Yay very nice!  Way to go Mohain!


----------



## darich (Apr 10, 2007)

Great shot Mohain
It inspired me to buy a wide angle lens for my 5D...so I don't know if i should thank you or curse you!!

Was it taken close to home?


----------



## Mohain (Apr 10, 2007)

Thanks folks :mrgreen:

It was taken near High Wycombe, Bucks, about 30mins drive away :thumbsup:


----------



## drgibson (Apr 10, 2007)

This was definently the best of the lot.


----------



## machangezi (Apr 11, 2007)

Congratulations Mohain. A superb shot there mate. 

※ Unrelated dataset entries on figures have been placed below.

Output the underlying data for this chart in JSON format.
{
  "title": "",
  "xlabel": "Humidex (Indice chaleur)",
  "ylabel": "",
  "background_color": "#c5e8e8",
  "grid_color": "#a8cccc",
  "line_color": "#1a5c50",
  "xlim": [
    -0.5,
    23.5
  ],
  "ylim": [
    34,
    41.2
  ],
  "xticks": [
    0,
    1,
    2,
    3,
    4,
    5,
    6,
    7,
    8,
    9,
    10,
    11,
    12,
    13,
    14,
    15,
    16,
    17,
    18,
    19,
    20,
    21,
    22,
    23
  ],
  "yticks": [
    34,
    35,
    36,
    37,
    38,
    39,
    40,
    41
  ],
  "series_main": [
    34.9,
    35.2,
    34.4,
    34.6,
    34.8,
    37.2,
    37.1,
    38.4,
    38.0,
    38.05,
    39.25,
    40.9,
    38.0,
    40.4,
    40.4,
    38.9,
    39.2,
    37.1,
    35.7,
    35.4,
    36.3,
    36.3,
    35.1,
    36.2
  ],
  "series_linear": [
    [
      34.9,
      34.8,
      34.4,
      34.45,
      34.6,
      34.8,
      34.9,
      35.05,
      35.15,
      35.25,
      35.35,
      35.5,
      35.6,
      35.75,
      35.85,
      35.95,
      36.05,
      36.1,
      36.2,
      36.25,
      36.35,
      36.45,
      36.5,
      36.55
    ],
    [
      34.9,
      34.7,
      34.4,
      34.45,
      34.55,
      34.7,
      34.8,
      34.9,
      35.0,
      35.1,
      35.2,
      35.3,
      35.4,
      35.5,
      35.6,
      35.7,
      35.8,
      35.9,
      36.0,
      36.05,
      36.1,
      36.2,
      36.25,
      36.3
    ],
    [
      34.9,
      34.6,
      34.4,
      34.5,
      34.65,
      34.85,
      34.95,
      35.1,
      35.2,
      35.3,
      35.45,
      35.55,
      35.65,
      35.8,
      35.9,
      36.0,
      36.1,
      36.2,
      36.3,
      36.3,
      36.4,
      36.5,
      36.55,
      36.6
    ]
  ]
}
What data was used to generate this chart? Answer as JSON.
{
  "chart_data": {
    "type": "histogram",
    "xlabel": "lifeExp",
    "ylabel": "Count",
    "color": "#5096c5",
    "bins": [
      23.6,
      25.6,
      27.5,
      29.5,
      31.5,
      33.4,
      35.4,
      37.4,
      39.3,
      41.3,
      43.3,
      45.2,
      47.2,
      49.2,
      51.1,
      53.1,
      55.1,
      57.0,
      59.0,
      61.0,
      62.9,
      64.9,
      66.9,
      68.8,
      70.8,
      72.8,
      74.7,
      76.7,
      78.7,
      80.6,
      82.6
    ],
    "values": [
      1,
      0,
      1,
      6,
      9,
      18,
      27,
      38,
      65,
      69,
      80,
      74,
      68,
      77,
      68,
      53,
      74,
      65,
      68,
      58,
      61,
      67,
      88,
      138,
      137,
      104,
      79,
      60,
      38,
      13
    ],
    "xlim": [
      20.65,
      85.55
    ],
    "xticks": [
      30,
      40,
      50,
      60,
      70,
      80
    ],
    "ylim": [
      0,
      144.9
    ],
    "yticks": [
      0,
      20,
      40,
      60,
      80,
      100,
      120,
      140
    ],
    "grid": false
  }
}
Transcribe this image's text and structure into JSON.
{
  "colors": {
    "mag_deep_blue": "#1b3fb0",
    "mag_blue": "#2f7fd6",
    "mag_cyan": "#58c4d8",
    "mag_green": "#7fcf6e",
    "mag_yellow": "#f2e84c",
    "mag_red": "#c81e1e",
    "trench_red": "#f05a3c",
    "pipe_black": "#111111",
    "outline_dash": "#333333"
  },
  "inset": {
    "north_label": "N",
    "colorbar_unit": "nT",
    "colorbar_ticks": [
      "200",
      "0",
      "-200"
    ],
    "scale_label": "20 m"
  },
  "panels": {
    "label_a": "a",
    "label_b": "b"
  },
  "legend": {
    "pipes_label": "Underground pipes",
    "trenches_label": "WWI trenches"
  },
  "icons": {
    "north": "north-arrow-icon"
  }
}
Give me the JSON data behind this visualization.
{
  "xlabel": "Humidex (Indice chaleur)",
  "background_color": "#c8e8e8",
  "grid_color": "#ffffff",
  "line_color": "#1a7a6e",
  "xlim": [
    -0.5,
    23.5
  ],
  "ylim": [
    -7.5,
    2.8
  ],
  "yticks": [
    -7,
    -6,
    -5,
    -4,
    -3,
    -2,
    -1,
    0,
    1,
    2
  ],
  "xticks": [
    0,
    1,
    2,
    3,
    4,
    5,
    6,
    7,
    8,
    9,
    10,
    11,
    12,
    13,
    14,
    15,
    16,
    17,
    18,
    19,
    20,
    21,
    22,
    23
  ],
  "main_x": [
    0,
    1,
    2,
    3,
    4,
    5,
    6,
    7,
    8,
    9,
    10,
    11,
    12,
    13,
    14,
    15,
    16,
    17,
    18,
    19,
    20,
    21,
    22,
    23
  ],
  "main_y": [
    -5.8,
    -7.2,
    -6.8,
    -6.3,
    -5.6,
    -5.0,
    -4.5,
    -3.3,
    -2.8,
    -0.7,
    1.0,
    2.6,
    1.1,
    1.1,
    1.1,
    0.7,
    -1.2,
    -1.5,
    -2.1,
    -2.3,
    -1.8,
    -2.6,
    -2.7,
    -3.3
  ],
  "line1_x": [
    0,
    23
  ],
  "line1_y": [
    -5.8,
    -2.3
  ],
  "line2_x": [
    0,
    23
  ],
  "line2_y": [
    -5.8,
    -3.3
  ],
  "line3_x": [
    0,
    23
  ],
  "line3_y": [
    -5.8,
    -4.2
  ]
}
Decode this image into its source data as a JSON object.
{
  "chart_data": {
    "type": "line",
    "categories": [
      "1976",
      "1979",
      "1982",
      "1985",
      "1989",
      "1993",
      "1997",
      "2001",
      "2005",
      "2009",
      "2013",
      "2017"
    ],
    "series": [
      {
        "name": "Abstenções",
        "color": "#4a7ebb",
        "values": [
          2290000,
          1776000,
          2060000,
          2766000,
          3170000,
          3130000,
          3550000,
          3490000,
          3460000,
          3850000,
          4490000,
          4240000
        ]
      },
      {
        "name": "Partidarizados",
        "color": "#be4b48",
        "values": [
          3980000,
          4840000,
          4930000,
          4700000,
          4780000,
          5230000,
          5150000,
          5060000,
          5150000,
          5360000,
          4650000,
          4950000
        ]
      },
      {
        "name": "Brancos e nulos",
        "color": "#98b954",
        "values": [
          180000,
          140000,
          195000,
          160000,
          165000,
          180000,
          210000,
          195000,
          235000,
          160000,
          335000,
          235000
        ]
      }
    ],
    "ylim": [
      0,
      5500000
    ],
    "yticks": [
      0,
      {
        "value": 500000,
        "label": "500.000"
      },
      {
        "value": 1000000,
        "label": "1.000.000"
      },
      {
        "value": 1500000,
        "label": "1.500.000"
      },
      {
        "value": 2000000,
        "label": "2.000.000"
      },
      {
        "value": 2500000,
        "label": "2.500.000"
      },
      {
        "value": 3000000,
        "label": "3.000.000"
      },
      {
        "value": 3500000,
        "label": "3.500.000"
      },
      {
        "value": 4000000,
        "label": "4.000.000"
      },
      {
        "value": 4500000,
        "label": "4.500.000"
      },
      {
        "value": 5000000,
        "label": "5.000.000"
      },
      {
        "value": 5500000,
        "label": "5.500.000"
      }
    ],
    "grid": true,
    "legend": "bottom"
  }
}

I know you used a wide angle lens but I am curious to find out what lens was it. 

Once again kudos mate.


----------



## Mohain (Apr 11, 2007)

machangezi said:


> Congratulations Mohain. A superb shot there mate.
> 
> I know you used a wide angle lens but I am curious to find out what lens was it.
> 
> Once again kudos mate.


 
Thanks machangezi. I've got a Sigma 10-20mm and use it on a Canon 30D (so effective focal length is roughly 16 - 35mm). I love it although it does seem to be playing up a bit recently, seems to be soft top left corner on some shots and misses focus a bit too often for my liking. Probably user error tho  

I wouldn't hesitate in recommending it :thumbup:


----------



## Puscas (Apr 11, 2007)

:thumbup::thumbup::thumbup: congrats mohain!






pascal


----------



## machangezi (Apr 13, 2007)

Mohain said:


> Thanks machangezi. I've got a Sigma 10-20mm and use it on a Canon 30D (so effective focal length is roughly 16 - 35mm). I love it although it does seem to be playing up a bit recently, seems to be soft top left corner on some shots and misses focus a bit too often for my liking. Probably user error tho
> 
> I wouldn't hesitate in recommending it :thumbup:


Thanks very much for the info. It was much appreciated mate. I think I'ma give it a try. Off to check the prices.


----------



## clarinetJWD (Apr 13, 2007)

Mohain!  I'll have to add your name to my "never miss a photo by ____" list.  That shot is just fantastic.  Congrats


----------



## Mohain (Apr 14, 2007)

clarinetJWD said:


> Mohain! I'll have to add your name to my "never miss a photo by ____" list. That shot is just fantastic. Congrats


 
That's a lovely compliment clarinetJWD. Thank you very much indeed


----------